Doch woher kommt die Idee des Adventskranzes und welche tiefere Bedeutung steckt dahinter? Die Geschichte des Kranzes beginnt mit Johann Hinrich Wichern (1808–1881), einem Theologen, der als „Vater der Diakonie“ gilt. Er gründete das Rauhe Haus in Hamburg, welches ein Rettungshaus für arme Hamburger Kinder war, denen er eine Zukunftsperspektive aufzeigen wollte. Das Thema Bildung spielte für ihn schon immer eine große Rolle, er ermöglichte Ausbildungen und Förderungen, eine christliche Erziehung und setzte sich für die Bekämpfung von Kinderarmut ein. So wollte er den „Straßenkindern“ nahebringen, dass Gott auch für sie da ist, und eine Vertrauensbasis schaffen. Im Jahr 1839 entwickelte er somit den ersten Adventskranz, um den „Straßenkindern“ die Zeit bis Weihnachten zu verkürzen. Der Kranz bestand aus einem Wagenrad, an dem vier große weiße Kerzen für die Adventssonntage und zahlreiche kleine rote Kerzen für die verbleibenden Tage des Advents angebracht waren. Der Kranz sollte in der dunklen Jahreszeit das kommende Licht Jesu Christi symbolisieren – ein immer stärker werdendes Licht der Hoffnung, das zu Weihnachten ganz hell in der Krippe leuchtet. Später, um 1860, ergänzt man den vorweihnachtlichen Brauch, indem der Holzkranz mit Tannengrün geschmückt wird. Ist der Wichernkranz zunächst eine evangelische Tradition, so hängt 1925 in Köln erstmalig auch ein Adventskranz in einer katholischen Kirche.
28 Kerzen
Eine interessante Frage bleibt: Warum hat der Wichernkranz 28 Kerzen, während der bekannte Adventskalender nur 24 Türchen bietet? Das liegt daran, dass sich die Anzahl der Tage, die zwischen dem ersten Advent und dem Heiligen Abend liegen, von Jahr zu Jahr ändern können. Anders als beim Türchenkalender, dessen erstes Türchen immer am 1. Dezember geöffnet wird, beginnt der Wichernkranz je nach Adventsdatum früher.

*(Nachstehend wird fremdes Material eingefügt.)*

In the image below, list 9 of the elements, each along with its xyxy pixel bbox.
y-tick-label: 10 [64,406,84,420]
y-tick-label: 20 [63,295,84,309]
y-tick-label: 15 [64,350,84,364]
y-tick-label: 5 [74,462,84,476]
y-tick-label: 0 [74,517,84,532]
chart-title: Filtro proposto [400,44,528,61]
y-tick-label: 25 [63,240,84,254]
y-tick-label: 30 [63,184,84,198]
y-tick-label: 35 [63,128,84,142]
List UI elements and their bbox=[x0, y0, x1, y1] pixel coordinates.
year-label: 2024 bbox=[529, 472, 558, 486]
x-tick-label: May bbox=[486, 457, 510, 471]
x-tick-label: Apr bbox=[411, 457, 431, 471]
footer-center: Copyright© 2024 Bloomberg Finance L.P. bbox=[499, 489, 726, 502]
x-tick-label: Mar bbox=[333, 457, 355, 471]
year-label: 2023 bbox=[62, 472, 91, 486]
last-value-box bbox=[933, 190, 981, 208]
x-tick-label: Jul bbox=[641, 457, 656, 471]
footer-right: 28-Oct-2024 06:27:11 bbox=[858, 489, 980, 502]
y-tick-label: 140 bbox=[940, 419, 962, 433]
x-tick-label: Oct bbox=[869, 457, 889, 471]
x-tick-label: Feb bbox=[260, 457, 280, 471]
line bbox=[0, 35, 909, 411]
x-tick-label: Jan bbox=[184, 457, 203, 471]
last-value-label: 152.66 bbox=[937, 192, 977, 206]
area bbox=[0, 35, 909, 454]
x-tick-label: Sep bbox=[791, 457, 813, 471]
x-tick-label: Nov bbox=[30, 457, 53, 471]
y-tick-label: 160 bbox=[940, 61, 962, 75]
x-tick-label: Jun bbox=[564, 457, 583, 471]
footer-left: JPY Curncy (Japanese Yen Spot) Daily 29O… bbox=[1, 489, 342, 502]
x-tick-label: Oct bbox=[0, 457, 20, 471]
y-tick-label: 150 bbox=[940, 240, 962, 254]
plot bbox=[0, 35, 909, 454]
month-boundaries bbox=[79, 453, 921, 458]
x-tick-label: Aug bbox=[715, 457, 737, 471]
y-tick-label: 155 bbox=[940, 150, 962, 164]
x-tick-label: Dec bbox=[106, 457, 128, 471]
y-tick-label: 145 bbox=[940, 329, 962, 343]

Diese Geschichte inspirierte den ortsansässigen evangelischen Pastor Andreas Schliebener. Zum 200. Geburtstag von Johann Hinrich Wichern, nahm er sich das Wagenrad Wicherns zum Vorbild und entwarf den Attendorner Wichernkranz von Grund auf selbst. Aus Skizzen, Zeichnungen, PVZ-Rohren und gespendetem Tannengrün entstand ein großes Projekt. So entstand der Adventskranz mit kleinen Kerzen aus PVZ-Rohren und großen Kerzen aus Stahl. Die große Glocke, die auf dem Vorplatz der Kirche steht, bildet dabei einen stabilen Träger. Insgesamt kommt der Wichernkranz somit auf einen Durchmesser von stattlichen vier Metern und benötigt Wagenladungen von Tannengrün.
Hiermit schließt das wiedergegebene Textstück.